I've been going nuts over AllOfMP3.
The pricing is ridiculously cheap, the selection is good. They have fewer total tracks than the iTunes Music Store, but they have some artists (Radiohead, The Beatles, Metallica, to name three) that iTMS doesn't have, and when they have an album, they have the whole album. Too many times I wanted to buy something from iTMS to find out that they only have maybe 8 out of 10 tracks available.
Of course, there's always the worry about legality. I did some checking before I starting using the service. This page seems to sum up the situation fairly well. Summation -- I expect that the RIAA and others are going to try to divert our attention away from the site, at least until they have a solution. I Am Not A Lawyer, but it sounds to me that at this point in time, it's okay. In the future, if they make the correct modifications to the law, this situation may change.

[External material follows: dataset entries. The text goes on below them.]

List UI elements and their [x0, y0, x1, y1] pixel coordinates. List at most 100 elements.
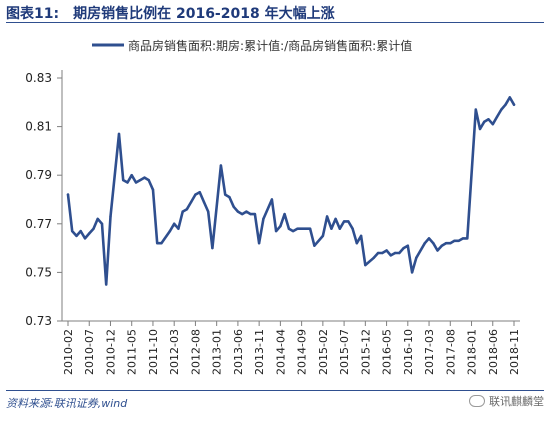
x-tick-label: 2010-07: [83, 329, 96, 375]
data-point: [202, 200, 206, 204]
x-tick-label: 2013-01: [211, 329, 224, 375]
watermark: 联讯麒麟堂: [469, 393, 544, 409]
data-point: [423, 242, 426, 245]
figure-title: 期房销售比例在 2016-2018 年大幅上涨: [73, 6, 335, 22]
x-tick-label: 2016-10: [402, 329, 415, 375]
data-point: [398, 251, 401, 255]
data-point: [304, 227, 308, 230]
data-point: [512, 103, 516, 106]
data-point: [389, 254, 392, 257]
chart-title: 图表11: 期房销售比例在 2016-2018 年大幅上涨: [6, 3, 335, 23]
wechat-icon: [469, 395, 485, 407]
data-point: [236, 210, 240, 213]
data-point: [500, 108, 503, 111]
series-layer: [66, 96, 516, 286]
data-point: [232, 205, 235, 208]
x-tick-label: 2014-09: [296, 329, 309, 375]
data-point: [376, 251, 380, 255]
data-point: [495, 115, 499, 119]
data-point: [130, 174, 133, 177]
data-point: [257, 242, 261, 245]
data-point: [338, 227, 341, 230]
x-tick-label: 2018-01: [466, 329, 479, 375]
data-point: [177, 227, 180, 230]
x-tick-label: 2015-12: [359, 329, 372, 375]
data-point: [79, 229, 82, 233]
data-point: [406, 244, 409, 247]
data-point: [432, 242, 435, 245]
watermark-text: 联讯麒麟堂: [489, 395, 544, 408]
data-point: [198, 191, 201, 194]
data-point: [347, 220, 350, 223]
data-point: [508, 96, 511, 99]
data-point: [483, 120, 486, 123]
data-point: [453, 239, 456, 242]
data-point: [96, 217, 99, 221]
x-tick-label: 2013-11: [253, 329, 266, 375]
data-point: [287, 227, 291, 230]
data-point: [334, 217, 337, 221]
legend-label: 商品房销售面积:期房:累计值:/商品房销售面积:累计值: [128, 38, 412, 53]
data-point: [181, 210, 184, 213]
data-point: [66, 193, 70, 196]
data-point: [449, 242, 452, 245]
data-point: [504, 103, 507, 106]
x-tick-label: 2010-12: [104, 329, 117, 375]
data-point: [100, 222, 104, 225]
data-point: [156, 242, 159, 245]
data-point: [207, 210, 210, 213]
x-tick-label: 2018-06: [487, 329, 500, 375]
series-line-0: [66, 96, 516, 286]
data-point: [147, 178, 150, 182]
data-point: [109, 215, 112, 218]
data-point: [487, 118, 490, 121]
data-point: [143, 176, 146, 179]
data-point: [491, 123, 494, 126]
data-point: [393, 251, 397, 255]
data-point: [185, 208, 189, 211]
data-point: [274, 229, 278, 233]
data-point: [283, 212, 286, 216]
data-point: [440, 244, 443, 247]
data-point: [160, 242, 163, 245]
data-point: [296, 227, 299, 230]
footer-rule: [6, 390, 544, 391]
data-point: [321, 234, 325, 238]
data-point: [279, 225, 282, 228]
x-tick-label: 2011-05: [126, 329, 139, 375]
x-tick-label: 2013-06: [232, 329, 245, 375]
y-axis: 0.73 0.75 0.77 0.79 0.81 0.83: [25, 70, 63, 328]
data-point: [245, 210, 248, 213]
data-point: [291, 229, 295, 233]
source-note: 资料来源:联讯证券,wind: [6, 397, 128, 410]
data-point: [194, 193, 197, 196]
x-tick-label: 2015-07: [338, 329, 351, 375]
data-point: [139, 178, 142, 182]
data-point: [224, 193, 227, 196]
figure-label: 图表11:: [6, 6, 60, 22]
data-point: [308, 227, 312, 230]
x-tick-label: 2012-03: [168, 329, 181, 375]
x-tick-label: 2014-04: [274, 329, 287, 375]
data-point: [75, 234, 78, 238]
data-point: [105, 283, 108, 286]
data-point: [88, 232, 91, 235]
data-point: [325, 215, 329, 218]
data-point: [117, 132, 121, 136]
y-tick-label: 0.79: [25, 168, 52, 182]
data-point: [461, 237, 465, 240]
data-point: [381, 251, 384, 255]
x-tick-label: 2017-03: [423, 329, 436, 375]
data-point: [466, 237, 469, 240]
x-tick-label: 2017-08: [444, 329, 457, 375]
y-tick-label: 0.83: [25, 71, 52, 85]
x-axis: 2010-02 2010-07 2010-12 2011-05 2011-10 2012-…: [62, 320, 521, 375]
data-point: [359, 234, 363, 238]
data-point: [126, 181, 129, 184]
data-point: [313, 244, 316, 247]
data-point: [415, 256, 418, 259]
data-point: [249, 212, 252, 216]
data-point: [122, 178, 125, 182]
data-point: [168, 229, 172, 233]
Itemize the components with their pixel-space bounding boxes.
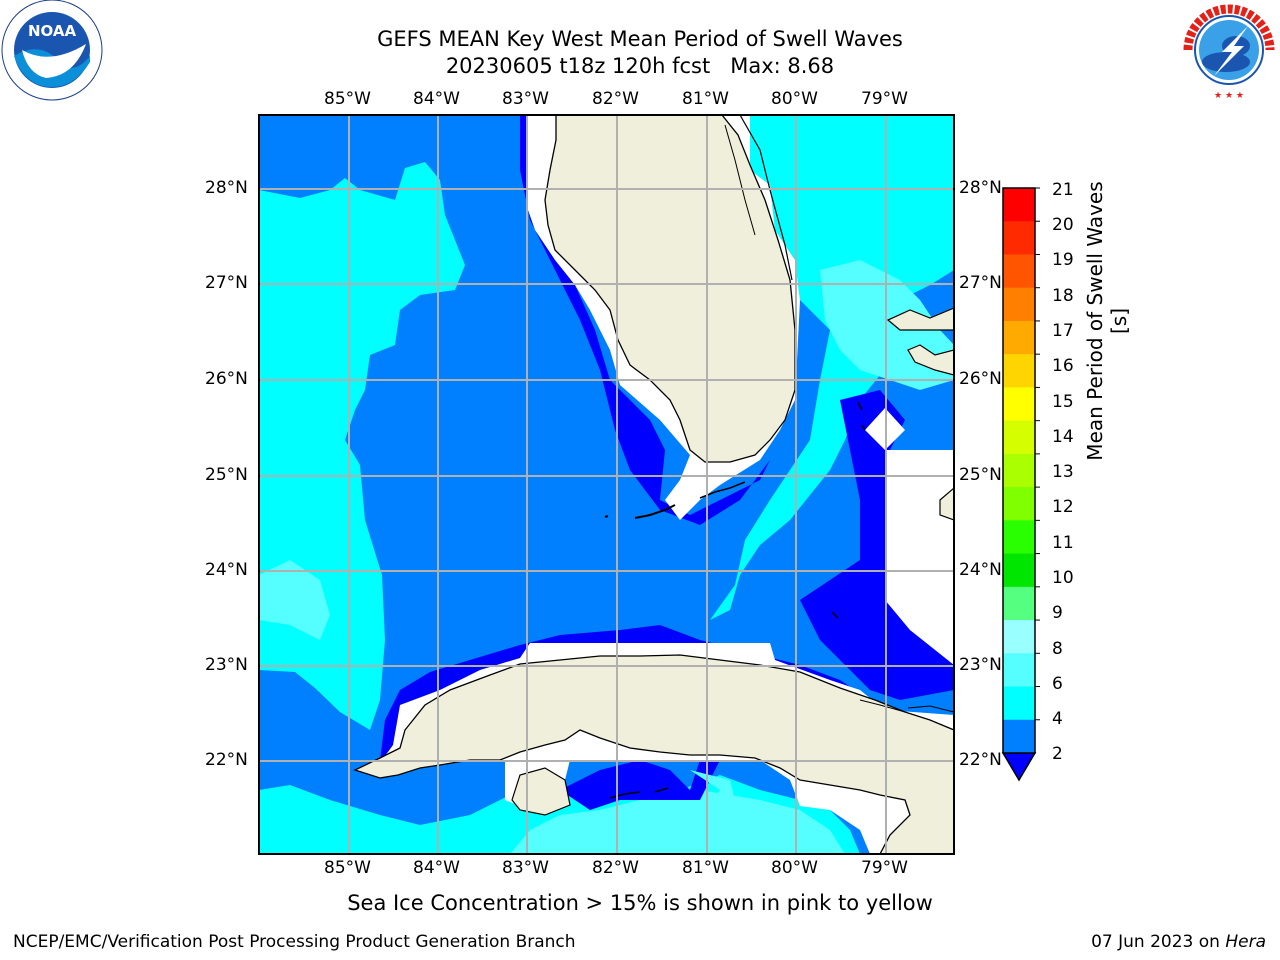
noaa-logo: NOAA xyxy=(0,0,104,104)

I've been using the service to fill out my collection with albums that I had on vinyl and never bought on CD, or to pick up hard-to-find albums that I've been searching for. I haven't been buying much that I don't already know, so I haven't been exploring much. But hearing some albums again after 20 years has been quite enjoyable. More often than not, I'll find that the music is still enjoyable, but the lyrics are execrable. On the other hand, sometimes I find out that I had better taste than I thought I did in High School. Well, everybody gets lucky sometimes.
Side note -- I was into metal in High School and early College. I
stopped looking into it right when underground metal (black metal, death
metal, speed metal, whatever you want to call it) starting growing. I
didn't stop listening to it because of that, I just moved on to other
things. But listening to the new Probot album gave me some appreciation
for that style of music. The Probot album rocks.